T[] splitLength(T)(T arr, size_t count) if (isArray!T)
{
    T[] result;

    while (arr.length)
    {
        result ~= arr.take(count);
        arr.popFrontN(count);
    }

    return result;
}
August 15, 2011
Strings are an exception again, that code won't work for strings.

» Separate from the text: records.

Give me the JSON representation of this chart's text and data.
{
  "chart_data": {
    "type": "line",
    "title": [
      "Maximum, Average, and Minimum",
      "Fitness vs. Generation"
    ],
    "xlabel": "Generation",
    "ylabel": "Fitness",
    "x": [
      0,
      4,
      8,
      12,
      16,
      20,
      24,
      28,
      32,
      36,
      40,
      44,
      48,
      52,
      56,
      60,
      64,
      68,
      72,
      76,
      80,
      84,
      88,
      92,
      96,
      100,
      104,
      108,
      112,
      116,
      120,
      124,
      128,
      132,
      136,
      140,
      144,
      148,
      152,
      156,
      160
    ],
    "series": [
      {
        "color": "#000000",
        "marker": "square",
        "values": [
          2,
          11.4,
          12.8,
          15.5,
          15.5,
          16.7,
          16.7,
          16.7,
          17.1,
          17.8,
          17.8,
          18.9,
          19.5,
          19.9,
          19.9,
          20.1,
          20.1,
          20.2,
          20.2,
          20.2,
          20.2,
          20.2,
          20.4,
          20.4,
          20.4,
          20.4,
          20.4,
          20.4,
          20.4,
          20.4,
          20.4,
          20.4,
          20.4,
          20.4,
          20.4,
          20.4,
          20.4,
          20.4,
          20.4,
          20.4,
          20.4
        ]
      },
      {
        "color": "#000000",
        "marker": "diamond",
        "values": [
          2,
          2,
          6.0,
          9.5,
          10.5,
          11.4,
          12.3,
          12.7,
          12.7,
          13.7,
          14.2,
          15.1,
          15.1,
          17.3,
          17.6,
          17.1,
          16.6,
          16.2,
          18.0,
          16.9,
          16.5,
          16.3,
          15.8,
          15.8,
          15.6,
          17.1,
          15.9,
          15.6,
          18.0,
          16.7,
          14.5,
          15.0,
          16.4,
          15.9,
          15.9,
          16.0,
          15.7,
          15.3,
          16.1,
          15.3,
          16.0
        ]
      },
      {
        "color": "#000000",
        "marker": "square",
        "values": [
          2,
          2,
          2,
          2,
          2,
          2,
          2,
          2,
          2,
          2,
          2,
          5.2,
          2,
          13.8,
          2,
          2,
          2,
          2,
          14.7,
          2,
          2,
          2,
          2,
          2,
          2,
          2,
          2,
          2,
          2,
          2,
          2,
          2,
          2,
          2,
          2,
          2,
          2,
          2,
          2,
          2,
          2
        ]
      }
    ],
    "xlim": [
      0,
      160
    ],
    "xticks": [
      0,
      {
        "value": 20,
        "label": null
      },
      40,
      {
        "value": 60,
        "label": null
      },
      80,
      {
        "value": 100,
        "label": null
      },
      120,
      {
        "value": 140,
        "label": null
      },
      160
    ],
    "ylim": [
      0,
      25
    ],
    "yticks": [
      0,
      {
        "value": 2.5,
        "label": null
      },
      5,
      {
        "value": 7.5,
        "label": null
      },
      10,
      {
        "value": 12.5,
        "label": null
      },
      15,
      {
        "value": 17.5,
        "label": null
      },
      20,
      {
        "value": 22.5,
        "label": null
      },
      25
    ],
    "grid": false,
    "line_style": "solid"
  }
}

Damn..
August 15, 2011
On Monday, August 15, 2011 04:49:59 Andrej Mitrovic wrote:
> Is there something in Phobos with which I could do:
> 
> auto arr = [1, 2, 3, 4, 5, 6];
> 
> int[][] newarr = arr.splitLength(2);
> assert(newarr.length == 3);

I could have sworn that there was a function that did this, but I can't find it at the moment.

- Jonathan M Davis
August 15, 2011
On Sun, 14 Aug 2011 23:00:26 -0400, Andrej Mitrovic <andrej.mitrovich@gmail.com> wrote:

> Simplified (and slow) implementation:
>
> T[] splitLength(T)(T arr, size_t count) if (isArray!T)
> {
>     T[] result;
>
>     while (arr.length)
>     {
>         result ~= arr.take(count);
>         arr.popFrontN(count);
>     }
>
>     return result;
> }

Ouch!

Slicing is your friend :)  Also, threw in a reserve for good measure, and you really need an assert to ensure count is not 0:

assert(count > 0);

result.reserve((arr.length + count - 1) / count)

while(arr.length > count)
{
   result ~= arr[0..count];
   arr = arr[count..$];
}

if(arr.length)
  result ~= arr;

-Steve
August 15, 2011
On 8/15/11, Steven Schveighoffer <schveiguy@yahoo.com> wrote:
> Ouch!

It's not that big of an ouch actually: http://codepad.org/m1zKlP0e
August 17, 2011
Am 15.08.2011, 18:06 Uhr, schrieb Andrej Mitrovic <andrej.mitrovich@gmail.com>:

> On 8/15/11, Steven Schveighoffer <schveiguy@yahoo.com> wrote:
>> Ouch!
>
> It's not that big of an ouch actually: http://codepad.org/m1zKlP0e

Compiled in optimized 64-bit with dmd it gives me:
old: 393 ms
new: 310 ms
which is ~27% overhead. It is an average ouch.